Metropolitan Police Range, Bhaktapur, arrested Ramesh Shahi, 29, who was on the run for over a year after being convicted of foreign employment fraud, from his house yesterday afternoon. 

The proprietor of Blue World Consultancy located at Gyaneshwor, Kathmandu, was slapped with a three-year jail term and Rs 22.5 million in fine. In April 2013, Patan Appellate Court had upheld Bhaktapur District Court’s decision and convicted him of fraud. 

The Central Investigation Bureau of Nepal Police, on May 27, arrested one Kala Paudel, a fraud convict, who was on the run for the past five months after the Kathmandu District Court, slapped her with a nine-month jail term and Rs 10.2 million in fine on December 2013. 

Not long ago, Ram Bhakta Thapa, 41, who had been absconding for the past two years after Kathmandu District Court, on March 2012, sentenced him to one year in jail and slapped him with a fine of Rs 2 million for cheating case, was nabbed by CIB on May 23. 

The apex investigating body of the law enforcement agency alone has rounded up as many as nine absconding convicts on fraud charges so far this fiscal year. Of them, seven were convicted of foreign employment fraud and were absconding for a year to over five years. The offenders were sentenced from one year up to 3.6 years in jail. 

During the same period, CIB also managed to nab a convict against whom the Interpol had issued a Red Corner Notice. Bishnu Bahadur Tamang, 33, who was convicted of foreign employment fraud on January 11, 2010, landed in police net on May 2 this year. 

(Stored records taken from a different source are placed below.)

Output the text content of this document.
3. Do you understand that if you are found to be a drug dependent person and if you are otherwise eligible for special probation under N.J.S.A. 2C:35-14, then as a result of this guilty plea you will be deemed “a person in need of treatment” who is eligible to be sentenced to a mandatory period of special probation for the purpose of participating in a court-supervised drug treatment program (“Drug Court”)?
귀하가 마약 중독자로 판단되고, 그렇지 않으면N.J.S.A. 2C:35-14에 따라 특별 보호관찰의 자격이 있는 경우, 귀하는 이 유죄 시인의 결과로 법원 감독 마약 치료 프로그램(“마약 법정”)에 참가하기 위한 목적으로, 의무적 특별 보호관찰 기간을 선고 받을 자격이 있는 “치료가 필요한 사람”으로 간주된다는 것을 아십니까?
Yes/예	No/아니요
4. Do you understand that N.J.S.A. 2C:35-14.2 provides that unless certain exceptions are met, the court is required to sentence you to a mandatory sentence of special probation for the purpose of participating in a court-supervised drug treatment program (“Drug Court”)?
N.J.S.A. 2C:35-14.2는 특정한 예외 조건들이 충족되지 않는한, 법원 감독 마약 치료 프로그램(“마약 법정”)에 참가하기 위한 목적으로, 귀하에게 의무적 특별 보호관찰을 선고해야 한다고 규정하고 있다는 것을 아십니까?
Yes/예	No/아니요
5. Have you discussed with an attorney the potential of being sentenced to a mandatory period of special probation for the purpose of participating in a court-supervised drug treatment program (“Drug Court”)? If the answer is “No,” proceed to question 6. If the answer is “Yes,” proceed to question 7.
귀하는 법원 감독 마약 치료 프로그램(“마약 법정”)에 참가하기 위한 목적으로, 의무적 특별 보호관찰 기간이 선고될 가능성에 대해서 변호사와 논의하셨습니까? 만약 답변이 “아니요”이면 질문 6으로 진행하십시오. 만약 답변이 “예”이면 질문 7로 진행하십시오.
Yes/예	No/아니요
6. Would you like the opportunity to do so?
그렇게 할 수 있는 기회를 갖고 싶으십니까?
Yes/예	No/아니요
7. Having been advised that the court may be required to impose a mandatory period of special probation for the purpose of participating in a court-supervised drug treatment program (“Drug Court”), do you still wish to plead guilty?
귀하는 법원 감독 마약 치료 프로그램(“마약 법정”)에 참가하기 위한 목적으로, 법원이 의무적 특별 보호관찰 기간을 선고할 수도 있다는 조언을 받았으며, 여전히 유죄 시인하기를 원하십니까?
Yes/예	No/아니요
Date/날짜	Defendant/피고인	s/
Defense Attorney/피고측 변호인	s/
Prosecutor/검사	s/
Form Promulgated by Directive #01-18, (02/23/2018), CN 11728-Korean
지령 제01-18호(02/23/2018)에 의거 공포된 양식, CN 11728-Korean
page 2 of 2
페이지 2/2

The Interpol had issued a Red Corner Notice against him on August 1 last year. Tamang and two others had swindled Rs 21.06 million from 320 foreign job aspirants in 2007. According to investigating officials, most of the convicts would defraud youths by promising them lucrative jobs or study opportunity in various countries, including the United States, Canada, Italy and Portugal, among others, while some were involved in human trafficking as well. 

Likewise, other fraud cases were about swindling money by assuring people of providing flats of housing apartment yet to be constructed and cheating a client with a piece of land of a substandard quality.

Law enforcement officials say that they have launched a manhunt to nab absconding convicts of various charges. “The search for those offenders who are on the run is our top priority,” said an official at CIB. “The guilty must be brought to book sooner or later to discourage the growing culture of impunity,” he added.